The same is true when it comes to your marketing budget. Determining your marketing return on investment (or ROI) is how you can figure out how successful your marketing strategy is. It's also evidence you can use when meeting with company executives to justify your marketing budget.
Having a positive ROI means that you made more money than you spent on the marketing strategy. Negative ROI means you've lost money on your marketing strategy and you need to reassess your tactics.

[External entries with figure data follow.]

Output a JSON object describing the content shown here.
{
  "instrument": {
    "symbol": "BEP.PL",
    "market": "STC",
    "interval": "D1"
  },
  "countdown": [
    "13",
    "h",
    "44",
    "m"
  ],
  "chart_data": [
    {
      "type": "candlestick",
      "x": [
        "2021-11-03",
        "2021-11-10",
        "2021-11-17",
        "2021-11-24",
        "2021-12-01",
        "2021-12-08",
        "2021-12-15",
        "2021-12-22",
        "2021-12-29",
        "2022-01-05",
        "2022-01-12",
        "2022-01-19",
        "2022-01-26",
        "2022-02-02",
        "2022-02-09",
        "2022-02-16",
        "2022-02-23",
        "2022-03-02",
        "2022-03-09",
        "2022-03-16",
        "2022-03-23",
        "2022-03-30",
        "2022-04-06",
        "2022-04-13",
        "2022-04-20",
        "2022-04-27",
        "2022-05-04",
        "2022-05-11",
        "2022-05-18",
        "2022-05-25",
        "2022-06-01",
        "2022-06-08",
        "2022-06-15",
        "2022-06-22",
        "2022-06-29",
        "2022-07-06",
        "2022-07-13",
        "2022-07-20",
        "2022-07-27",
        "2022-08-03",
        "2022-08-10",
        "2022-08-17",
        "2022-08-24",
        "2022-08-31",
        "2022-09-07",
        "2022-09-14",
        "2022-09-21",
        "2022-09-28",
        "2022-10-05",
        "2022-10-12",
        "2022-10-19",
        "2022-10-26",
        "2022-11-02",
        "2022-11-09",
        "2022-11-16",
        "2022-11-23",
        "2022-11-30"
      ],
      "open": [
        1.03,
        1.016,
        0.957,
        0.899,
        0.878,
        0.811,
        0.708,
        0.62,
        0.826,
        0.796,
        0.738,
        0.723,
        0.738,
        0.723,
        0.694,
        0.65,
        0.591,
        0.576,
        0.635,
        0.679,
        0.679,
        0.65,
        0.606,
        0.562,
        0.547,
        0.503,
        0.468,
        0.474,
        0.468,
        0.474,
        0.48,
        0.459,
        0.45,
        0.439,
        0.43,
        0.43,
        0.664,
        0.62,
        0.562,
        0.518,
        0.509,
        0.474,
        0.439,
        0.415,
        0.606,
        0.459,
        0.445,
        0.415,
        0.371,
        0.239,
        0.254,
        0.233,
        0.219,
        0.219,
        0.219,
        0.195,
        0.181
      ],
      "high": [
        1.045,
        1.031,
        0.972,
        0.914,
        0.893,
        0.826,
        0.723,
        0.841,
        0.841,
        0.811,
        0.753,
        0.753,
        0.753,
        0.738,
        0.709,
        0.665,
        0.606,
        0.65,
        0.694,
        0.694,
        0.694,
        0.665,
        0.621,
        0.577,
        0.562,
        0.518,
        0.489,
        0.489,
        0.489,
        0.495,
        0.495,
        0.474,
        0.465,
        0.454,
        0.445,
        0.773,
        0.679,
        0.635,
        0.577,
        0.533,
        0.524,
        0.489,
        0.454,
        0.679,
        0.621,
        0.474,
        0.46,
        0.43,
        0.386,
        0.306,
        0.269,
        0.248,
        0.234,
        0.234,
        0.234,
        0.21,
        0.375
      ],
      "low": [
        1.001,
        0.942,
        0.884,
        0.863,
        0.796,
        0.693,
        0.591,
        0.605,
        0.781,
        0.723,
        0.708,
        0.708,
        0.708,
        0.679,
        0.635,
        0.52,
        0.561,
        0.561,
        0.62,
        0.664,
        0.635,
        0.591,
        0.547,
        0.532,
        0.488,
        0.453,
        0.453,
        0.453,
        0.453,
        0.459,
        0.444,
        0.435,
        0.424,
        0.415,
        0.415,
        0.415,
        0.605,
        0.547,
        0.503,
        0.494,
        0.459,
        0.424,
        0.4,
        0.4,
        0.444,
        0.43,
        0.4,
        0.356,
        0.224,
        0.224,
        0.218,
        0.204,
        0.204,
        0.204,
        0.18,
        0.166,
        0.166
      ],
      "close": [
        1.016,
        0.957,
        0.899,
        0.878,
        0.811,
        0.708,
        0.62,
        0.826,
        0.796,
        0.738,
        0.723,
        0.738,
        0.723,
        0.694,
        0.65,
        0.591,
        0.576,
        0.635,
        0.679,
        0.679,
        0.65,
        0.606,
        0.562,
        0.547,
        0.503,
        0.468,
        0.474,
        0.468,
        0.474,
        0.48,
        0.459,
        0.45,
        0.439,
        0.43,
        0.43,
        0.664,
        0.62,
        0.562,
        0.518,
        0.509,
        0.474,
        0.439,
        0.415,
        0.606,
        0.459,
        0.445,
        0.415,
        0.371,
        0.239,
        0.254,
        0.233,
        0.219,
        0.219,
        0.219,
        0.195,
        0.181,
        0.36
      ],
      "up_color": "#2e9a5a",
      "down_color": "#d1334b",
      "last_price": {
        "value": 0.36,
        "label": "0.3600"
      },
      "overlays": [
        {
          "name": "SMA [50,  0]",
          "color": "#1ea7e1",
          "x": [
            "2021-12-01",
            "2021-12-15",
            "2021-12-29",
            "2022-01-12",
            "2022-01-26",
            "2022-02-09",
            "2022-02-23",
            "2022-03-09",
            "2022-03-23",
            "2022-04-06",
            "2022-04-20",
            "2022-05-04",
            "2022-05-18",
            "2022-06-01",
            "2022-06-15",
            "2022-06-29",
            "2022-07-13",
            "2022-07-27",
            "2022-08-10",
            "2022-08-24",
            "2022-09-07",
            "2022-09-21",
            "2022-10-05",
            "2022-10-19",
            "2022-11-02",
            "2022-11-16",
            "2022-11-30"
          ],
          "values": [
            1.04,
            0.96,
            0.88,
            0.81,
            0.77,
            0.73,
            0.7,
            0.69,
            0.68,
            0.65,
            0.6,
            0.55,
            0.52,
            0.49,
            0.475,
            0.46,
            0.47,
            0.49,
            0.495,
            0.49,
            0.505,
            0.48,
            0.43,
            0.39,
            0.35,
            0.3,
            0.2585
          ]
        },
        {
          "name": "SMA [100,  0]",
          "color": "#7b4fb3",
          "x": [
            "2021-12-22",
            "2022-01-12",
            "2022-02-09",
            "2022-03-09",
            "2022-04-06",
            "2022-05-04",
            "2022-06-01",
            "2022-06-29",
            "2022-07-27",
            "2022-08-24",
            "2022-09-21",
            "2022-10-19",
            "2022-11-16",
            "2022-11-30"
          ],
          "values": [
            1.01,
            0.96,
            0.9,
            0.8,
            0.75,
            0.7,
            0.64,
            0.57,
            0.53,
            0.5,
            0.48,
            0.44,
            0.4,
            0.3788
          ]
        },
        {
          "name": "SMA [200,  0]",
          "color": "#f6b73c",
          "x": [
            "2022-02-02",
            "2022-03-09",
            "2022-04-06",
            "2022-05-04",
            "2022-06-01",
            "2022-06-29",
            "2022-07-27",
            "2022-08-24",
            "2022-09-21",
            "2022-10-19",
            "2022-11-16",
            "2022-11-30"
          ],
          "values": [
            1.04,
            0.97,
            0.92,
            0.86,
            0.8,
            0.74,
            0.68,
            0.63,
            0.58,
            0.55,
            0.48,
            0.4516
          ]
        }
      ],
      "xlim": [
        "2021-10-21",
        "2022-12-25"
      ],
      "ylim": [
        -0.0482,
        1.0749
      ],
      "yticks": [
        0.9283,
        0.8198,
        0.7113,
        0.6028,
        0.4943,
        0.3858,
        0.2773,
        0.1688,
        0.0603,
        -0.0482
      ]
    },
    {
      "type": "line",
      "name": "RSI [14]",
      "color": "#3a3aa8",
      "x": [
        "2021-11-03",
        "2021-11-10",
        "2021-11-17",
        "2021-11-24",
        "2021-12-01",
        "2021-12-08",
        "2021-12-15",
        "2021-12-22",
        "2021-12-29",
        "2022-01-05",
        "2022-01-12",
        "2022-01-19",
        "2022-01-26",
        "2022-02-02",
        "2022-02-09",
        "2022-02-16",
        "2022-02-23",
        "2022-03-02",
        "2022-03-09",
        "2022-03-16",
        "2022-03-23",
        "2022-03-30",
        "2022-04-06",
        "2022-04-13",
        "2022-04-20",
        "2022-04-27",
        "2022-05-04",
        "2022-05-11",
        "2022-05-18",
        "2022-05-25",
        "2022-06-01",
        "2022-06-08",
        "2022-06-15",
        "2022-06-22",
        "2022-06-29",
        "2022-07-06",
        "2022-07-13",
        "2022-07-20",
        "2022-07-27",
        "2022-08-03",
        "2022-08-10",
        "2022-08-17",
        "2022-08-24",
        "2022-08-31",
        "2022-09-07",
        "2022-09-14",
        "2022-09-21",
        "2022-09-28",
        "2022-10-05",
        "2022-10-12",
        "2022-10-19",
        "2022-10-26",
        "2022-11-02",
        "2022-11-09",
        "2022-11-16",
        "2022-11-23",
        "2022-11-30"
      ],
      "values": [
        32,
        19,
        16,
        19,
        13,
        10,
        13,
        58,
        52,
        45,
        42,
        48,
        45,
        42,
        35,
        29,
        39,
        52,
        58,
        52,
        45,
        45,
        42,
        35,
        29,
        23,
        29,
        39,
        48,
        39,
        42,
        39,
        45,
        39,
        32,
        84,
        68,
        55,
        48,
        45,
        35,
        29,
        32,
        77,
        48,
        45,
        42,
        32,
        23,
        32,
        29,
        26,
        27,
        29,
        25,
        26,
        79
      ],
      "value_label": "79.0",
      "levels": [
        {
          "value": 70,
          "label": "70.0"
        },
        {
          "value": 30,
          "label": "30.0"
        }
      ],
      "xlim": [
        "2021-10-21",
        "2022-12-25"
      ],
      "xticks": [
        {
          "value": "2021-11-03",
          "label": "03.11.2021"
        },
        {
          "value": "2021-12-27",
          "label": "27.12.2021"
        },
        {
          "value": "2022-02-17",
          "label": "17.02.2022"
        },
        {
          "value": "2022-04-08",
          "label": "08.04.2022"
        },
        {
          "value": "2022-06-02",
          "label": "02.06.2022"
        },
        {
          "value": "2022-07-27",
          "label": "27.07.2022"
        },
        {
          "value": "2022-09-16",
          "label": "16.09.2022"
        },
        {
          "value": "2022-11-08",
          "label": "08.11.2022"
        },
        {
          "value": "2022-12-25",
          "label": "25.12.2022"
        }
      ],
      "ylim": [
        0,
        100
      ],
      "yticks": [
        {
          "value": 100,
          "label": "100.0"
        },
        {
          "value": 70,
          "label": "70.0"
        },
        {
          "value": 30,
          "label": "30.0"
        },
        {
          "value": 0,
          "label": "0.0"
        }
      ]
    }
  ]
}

Calculating your marketing ROI can often be more complex to calculate than you may think. It's important to establish your benchmarks before you begin the campaign.
What is ROI?
ROI is how much money you make on a project after you factor in how much you've spent. There are two ways to determine your ROI on a given project:
- Your net returns divided by your total investment of money x 100%
- Your investment gain divided by your investment base total x 100%
You can apply this formula to any expenditure for your business. Here's how you use it to calculate the value of what you're spending on marketing.
What is marketing ROI?
Your marketing ROI is how much money you make from your marketing efforts minus the money you spent on them. Your "net return" represents any growth in sales. Your "total investment" is the amount of capital you spent upfront. Not all growth you observe in sales can be credited to marketing. Here's the equation:
Sales Growth — Organic Sales Growth — Marketing Costs = Net Return
How to Calculate Marketing ROI
Marketing ROI can include multiple variables:
- The cost of man-hours employees must use to achieve marketing objectives
- Site traffic
- Conversion rates
- Average value of a first-time sale
- Lifetime value of a customer in one year
You'll also want to know your sales growth, which can be estimated by determining how much your sales numbers would be if you did not invest anything in marketing. That number is your organic sales growth.
Increasing the accuracy of marketing ROI calculations
To get an accurate depiction of your marketing ROI, you'll want all the numbers you input into your calculations to be as accurate as possible. Keep in mind:
- Net returns depreciate over time. Receiving $1,000 this month is more valuable than receiving $1,000 over the course of the next year.
- You'll need to figure out your discount rate, which is how much the value decreases over time.
- Marketing ROI should account for your customer's lifetime value as opposed to their value after the first purchase.
One advantage of using marketing is how it helps increase your brand's awareness over time, which often affects your customers' buying decisions. While not a traditional marketing ROI metric, it can still have an impact. Estimate your brand's value and add it to net returns.